You can read more about Tohm combat here:

Is it possible to block or defend in any way? That seems difficult if you need to choose your actions before you know what your opponent is going to do.

Kerkerkruip combat works in a similar way doesn’t it? You can choose to defend or attack before each round.

In fact the OP should go play Kerkerkruip. It’s single-player but I think it has round-based simultaneous resolution, and a great combat system.

Some details for you. :slight_smile:

All combatants will have a chance to automatically block, dodge, or parry an attack.

Attacking in a round will reduce (but not eliminate) your chances of successfully defending yourself in that round, since you’re busy doing something else while defending yourself.

If you choose to specifically dodge, block, or parry instead of taking other combat action during a round, you massively increase your chances of success at that maneuver while reducing the likelihood that you will succeed in the others (choosing to dodge because you foresee an unblockable attack coming means you will be less able to parry).

Due to the combo system, it’s possible to predict what will happen in the next round with a degree of certainty, at least enough to inform risk management. The major maneuvers you would need to explicitly defend against will be combo-based, not basic maneuvers which can be executed in a single round.

Thanks George, I will! Any specific ideas for combat scenarios? Maybe your most memorable combat experience from Kerkerkruip would be inspiring?

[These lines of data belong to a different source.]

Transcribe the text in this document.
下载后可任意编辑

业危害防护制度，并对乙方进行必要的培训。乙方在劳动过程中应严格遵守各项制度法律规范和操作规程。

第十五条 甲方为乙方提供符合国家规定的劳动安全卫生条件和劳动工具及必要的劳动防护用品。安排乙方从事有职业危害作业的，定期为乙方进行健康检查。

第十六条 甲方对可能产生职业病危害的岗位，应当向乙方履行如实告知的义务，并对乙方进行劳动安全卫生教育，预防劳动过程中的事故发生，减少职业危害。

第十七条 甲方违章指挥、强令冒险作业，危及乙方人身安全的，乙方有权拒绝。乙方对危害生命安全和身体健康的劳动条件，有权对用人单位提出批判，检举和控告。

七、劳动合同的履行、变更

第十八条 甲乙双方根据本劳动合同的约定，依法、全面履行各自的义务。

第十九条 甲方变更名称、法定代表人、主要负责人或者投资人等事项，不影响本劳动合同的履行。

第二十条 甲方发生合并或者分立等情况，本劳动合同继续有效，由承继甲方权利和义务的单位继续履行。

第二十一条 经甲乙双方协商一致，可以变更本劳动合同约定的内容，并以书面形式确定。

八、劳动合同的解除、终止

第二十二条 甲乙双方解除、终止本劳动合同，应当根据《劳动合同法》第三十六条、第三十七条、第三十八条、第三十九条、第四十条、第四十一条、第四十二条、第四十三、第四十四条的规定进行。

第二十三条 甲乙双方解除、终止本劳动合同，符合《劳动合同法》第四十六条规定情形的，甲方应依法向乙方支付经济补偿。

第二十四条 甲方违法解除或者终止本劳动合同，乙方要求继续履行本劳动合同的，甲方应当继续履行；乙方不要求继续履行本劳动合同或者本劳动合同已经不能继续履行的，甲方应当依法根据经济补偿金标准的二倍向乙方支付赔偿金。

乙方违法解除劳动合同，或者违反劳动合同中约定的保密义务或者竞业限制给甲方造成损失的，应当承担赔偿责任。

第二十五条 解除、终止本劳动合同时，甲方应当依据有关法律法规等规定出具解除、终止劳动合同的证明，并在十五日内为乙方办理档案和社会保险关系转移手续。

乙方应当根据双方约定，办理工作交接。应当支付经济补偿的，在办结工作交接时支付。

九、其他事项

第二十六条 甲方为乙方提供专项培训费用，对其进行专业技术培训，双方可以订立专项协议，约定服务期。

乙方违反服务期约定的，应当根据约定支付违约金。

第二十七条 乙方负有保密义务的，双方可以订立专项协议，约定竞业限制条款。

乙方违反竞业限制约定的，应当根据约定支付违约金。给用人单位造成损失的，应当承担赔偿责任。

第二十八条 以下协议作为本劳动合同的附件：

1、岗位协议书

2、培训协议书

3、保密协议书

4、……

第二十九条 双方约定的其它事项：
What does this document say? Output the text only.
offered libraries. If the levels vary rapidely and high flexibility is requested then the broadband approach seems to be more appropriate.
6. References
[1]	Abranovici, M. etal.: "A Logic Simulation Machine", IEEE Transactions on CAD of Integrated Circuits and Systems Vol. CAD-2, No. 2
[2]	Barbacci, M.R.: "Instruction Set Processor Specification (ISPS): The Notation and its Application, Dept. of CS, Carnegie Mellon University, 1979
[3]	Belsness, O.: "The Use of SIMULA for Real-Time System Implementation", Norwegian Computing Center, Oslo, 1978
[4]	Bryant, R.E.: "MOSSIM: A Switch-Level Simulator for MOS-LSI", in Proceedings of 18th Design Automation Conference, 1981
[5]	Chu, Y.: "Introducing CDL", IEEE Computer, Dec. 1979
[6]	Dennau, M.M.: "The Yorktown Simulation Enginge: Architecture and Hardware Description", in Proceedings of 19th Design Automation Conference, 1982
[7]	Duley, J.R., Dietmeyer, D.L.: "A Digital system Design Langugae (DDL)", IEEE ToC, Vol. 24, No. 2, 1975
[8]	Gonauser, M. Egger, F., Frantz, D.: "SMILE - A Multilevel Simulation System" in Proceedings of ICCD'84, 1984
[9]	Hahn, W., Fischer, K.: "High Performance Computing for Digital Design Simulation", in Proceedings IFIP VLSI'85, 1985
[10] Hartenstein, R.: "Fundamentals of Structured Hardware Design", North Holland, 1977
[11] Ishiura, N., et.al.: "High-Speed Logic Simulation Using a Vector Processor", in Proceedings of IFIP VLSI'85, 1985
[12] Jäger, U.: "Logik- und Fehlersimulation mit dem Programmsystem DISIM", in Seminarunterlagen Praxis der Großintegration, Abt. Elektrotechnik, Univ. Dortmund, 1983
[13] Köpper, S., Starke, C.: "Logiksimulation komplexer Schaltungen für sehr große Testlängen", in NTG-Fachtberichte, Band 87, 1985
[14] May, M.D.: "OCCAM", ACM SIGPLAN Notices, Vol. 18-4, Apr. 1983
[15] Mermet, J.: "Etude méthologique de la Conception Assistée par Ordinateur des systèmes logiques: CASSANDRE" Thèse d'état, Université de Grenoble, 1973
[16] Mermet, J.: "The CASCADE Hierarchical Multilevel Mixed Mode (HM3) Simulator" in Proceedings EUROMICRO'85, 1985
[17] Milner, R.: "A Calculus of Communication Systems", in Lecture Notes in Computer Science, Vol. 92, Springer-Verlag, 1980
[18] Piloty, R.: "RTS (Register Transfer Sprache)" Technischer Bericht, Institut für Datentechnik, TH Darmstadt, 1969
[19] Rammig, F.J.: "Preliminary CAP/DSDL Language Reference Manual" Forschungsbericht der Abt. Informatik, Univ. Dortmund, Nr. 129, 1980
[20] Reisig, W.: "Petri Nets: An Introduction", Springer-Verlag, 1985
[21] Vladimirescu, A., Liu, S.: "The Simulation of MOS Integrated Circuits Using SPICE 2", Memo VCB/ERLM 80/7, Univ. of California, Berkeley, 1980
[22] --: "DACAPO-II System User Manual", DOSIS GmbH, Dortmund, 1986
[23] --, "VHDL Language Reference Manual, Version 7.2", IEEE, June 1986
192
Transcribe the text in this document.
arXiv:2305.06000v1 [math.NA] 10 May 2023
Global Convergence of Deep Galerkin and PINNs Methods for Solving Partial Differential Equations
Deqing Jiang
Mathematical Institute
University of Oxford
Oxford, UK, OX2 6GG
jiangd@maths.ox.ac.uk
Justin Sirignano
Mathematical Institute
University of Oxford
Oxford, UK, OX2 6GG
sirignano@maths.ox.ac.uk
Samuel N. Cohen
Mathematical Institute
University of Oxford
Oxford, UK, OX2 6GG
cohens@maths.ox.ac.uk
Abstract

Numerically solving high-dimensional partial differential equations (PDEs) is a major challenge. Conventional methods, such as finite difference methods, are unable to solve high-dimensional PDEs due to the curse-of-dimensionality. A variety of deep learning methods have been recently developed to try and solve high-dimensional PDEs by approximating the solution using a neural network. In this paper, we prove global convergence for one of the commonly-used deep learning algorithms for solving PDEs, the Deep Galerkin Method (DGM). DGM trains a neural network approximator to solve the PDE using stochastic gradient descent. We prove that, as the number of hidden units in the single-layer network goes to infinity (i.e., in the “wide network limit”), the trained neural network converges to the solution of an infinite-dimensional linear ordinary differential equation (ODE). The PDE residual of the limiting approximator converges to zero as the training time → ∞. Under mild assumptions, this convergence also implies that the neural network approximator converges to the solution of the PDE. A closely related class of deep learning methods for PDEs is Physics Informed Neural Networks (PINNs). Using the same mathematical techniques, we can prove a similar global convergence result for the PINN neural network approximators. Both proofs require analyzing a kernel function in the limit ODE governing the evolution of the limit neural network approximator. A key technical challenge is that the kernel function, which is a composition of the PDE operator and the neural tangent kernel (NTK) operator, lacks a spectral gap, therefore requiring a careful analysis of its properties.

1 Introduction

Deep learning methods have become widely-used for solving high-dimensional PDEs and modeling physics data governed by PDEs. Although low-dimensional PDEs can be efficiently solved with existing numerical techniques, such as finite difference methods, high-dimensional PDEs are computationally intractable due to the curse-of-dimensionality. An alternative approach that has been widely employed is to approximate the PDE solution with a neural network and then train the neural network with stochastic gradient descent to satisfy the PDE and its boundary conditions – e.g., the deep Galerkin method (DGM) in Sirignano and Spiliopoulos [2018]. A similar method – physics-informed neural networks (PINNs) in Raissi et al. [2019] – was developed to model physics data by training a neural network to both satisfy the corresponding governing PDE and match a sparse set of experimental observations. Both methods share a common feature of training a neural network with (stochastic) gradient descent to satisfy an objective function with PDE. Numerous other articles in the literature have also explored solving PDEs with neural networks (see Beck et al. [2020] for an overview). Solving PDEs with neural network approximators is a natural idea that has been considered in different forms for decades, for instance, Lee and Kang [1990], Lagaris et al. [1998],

Combos sounds interesting! I’m looking forward to seeing what you’re going to do with them.

In general, my advice for creating creatures would be to grab a part of your combat system (or some other system), and think of a way to have a creature slightly twist it. For instance, in Kerkerkruip, you can concentrate several times to get better attack and damage; but if you get hit while concentrated, you lose your concentration. So I made a monster – the swarm of daggers – that has bad defence, good offence, and that tends to attack often. Against this enemy, concentration becomes much more risky. I made another monster – the ravenous armadillo – that absorbs a lot of damage from each attack. This makes concentration (and thus higher damage) much more necessary.

Those are not the most subtle creations, but I think it’s generally good to start with broad ideas like that. In your case, you must do something with combo’s, of course! Perhaps an enemy that benefits when you’re channelling fire (making it much more risky to try and produce a fireball); or an enemy that removes your previous channelling when it hits you with an anti-magic attack. Stuff like that.

My most important advice is to make your monsters memorable and unique. I don’t know whether you’re going the Kerkerkruip way (having a low number of monsters of which you’ll meet only one each game) or a more traditional way (having multiple instances of monster types per game), but in either case: make sure each type of monster is really difference. Brogue is very good at that, for instance. The first few monsters are a bit boring (rat, kobold, goblin – all basically the same), but after that each monster is utterly unique, even though they often have only 1 or 2 special abilities. You’ll hate vampire bats, eels, dar blademasters, jellies, phantoms, centaurs, pixies; you’ll hate them all with a passion; and all for completely different reasons. Definitely a game to check out in that regard. (Also in every other regard, Brogue is awesome.)